Less than a month after hailing a ceasefire, Donald Trump resumed strikes on Iran, a move experts warn could prolong the war and inflict lasting damage on Republicans ahead of the November midterms.
“There’s basically no timeline in which this makes any sense for preserving [Republicans’] midterm performance,” one analyst told the Guardian.
The numbers bear this out. Trump’s approval rating sits at 36%, with a net negative of 23 points. On Iran specifically, just 31% of Americans approve of how he is handling the conflict, while 59% disapprove. The Economist/YouGov poll from mid-July shows his worst numbers since the Capitol riot.
The economic toll is doing the political damage. Gas prices are roughly $1.06 per liter ($4 a gallon). Inflation hit 3.8% in April, the highest in three years. A Marist poll found just 33% approve of Trump’s economic management. Seventy-seven percent say the economy is in bad shape.
Republican support is fracturing. The share of Republicans who disapprove of Trump has risen from 5% at the start of his term to 21% now. His approval among his own party has dropped from 91% to 79%. Among the independents who carried him to victory in 2024, his Iran approval stands at 22%.
Trump has insisted the political fallout does not concern him. “The only thing that matters when I’m talking about Iran, they can’t have a nuclear weapon,” he said at a cabinet meeting. “I don’t think about Americans’ financial situation. I don’t think about anybody.” This is a remarkable statement from a president who entered office vowing to be a peacemaker.
Republican strategists are less cavalier. The war has created an impossible position for the party: support the president and own an unpopular conflict, or break with him and risk alienating the base. Most have chosen silence, hoping the war resolves before November.

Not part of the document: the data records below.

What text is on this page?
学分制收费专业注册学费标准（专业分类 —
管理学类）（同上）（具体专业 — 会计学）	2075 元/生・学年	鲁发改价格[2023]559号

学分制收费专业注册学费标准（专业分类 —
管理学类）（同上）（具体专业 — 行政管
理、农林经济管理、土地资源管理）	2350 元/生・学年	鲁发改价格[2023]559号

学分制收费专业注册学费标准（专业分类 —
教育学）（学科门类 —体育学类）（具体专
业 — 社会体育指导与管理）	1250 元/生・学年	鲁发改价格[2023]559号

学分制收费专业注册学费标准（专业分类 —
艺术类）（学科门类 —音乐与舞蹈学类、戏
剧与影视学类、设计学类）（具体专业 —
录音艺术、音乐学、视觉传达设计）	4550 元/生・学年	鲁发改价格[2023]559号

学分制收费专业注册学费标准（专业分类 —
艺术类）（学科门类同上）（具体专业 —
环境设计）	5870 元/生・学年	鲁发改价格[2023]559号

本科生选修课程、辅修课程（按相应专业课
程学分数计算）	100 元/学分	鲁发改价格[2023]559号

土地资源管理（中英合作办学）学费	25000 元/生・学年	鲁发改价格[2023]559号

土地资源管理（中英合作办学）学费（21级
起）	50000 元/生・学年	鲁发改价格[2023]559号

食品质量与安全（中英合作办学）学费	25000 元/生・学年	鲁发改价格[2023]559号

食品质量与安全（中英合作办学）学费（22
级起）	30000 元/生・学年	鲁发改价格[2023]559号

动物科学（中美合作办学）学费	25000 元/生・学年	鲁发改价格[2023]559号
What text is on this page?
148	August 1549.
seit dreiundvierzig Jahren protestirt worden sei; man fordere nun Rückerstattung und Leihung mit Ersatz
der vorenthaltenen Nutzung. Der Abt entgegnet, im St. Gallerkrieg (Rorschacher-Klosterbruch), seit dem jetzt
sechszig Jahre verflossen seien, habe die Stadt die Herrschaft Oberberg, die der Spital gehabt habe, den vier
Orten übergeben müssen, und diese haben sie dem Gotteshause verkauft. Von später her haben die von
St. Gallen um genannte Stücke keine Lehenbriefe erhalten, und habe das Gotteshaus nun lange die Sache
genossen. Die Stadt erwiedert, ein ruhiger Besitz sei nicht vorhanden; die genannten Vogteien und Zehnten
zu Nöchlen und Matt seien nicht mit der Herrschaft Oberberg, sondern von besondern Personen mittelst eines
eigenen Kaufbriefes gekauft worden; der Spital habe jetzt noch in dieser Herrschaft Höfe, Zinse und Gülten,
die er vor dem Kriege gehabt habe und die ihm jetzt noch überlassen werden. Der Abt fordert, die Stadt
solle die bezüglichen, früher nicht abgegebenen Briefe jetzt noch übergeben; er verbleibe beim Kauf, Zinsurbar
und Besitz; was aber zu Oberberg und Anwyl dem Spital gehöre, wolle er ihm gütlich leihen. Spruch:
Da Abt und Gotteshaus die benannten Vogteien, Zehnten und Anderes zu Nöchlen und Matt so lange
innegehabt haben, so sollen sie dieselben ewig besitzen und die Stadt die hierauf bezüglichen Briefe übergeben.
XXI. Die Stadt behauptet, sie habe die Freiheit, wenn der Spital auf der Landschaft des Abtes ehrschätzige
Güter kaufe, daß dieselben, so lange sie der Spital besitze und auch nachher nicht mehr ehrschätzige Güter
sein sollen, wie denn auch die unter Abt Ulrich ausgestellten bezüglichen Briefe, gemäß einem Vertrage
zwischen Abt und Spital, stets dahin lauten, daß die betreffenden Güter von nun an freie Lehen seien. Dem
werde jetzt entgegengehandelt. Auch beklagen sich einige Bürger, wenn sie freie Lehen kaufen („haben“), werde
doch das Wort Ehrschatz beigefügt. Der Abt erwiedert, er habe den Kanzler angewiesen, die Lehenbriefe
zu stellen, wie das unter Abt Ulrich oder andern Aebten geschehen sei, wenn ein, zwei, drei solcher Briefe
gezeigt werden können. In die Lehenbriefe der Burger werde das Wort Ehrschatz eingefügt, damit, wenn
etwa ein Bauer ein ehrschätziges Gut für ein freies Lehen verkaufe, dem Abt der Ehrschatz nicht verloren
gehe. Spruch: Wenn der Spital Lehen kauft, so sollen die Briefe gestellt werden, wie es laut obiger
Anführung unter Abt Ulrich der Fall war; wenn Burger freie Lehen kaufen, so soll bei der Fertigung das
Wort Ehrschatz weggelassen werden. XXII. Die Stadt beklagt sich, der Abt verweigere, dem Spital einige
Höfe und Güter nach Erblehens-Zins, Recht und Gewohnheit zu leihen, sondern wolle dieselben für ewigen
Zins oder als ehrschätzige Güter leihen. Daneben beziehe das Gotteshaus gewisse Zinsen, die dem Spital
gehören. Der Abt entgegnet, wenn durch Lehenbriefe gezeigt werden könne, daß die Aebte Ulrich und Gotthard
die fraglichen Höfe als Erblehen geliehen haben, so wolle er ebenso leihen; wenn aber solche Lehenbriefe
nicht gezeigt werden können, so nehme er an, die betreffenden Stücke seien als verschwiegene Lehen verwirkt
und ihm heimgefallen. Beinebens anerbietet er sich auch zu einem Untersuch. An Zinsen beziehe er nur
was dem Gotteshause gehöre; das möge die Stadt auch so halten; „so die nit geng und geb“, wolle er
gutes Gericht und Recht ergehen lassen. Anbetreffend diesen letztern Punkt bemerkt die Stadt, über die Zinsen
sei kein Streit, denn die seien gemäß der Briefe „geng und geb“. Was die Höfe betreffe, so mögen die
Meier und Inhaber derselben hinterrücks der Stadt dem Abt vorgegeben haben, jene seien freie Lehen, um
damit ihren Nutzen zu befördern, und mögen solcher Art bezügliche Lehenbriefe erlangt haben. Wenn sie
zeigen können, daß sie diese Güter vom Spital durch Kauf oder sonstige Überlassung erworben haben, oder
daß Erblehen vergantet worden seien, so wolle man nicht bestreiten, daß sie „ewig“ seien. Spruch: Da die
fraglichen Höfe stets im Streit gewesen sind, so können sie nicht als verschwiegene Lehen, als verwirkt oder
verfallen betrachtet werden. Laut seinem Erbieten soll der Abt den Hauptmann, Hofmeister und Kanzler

But by resuming strikes after the ceasefire collapsed, Trump has ensured the war will be front and center through the summer. Democratic candidates lead by four points in generic ballot polling. The Cook Political Report notes that the race for House control has shifted in Democrats’ favor.
The Guardian’s analysis captures the core irony: Trump sold himself as the candidate who would end wars, not start them. Fourteen months into his second term, the United States is in its fifth month of combat operations against Iran, with Trump now weighing an even larger escalation, strikes on power plants, deeper nuclear site attacks, and bombing the underground facility at Pickaxe Mountain.
“There’s basically no timeline in which this makes any sense,” the analyst said. The midterms will show whether the voters agree.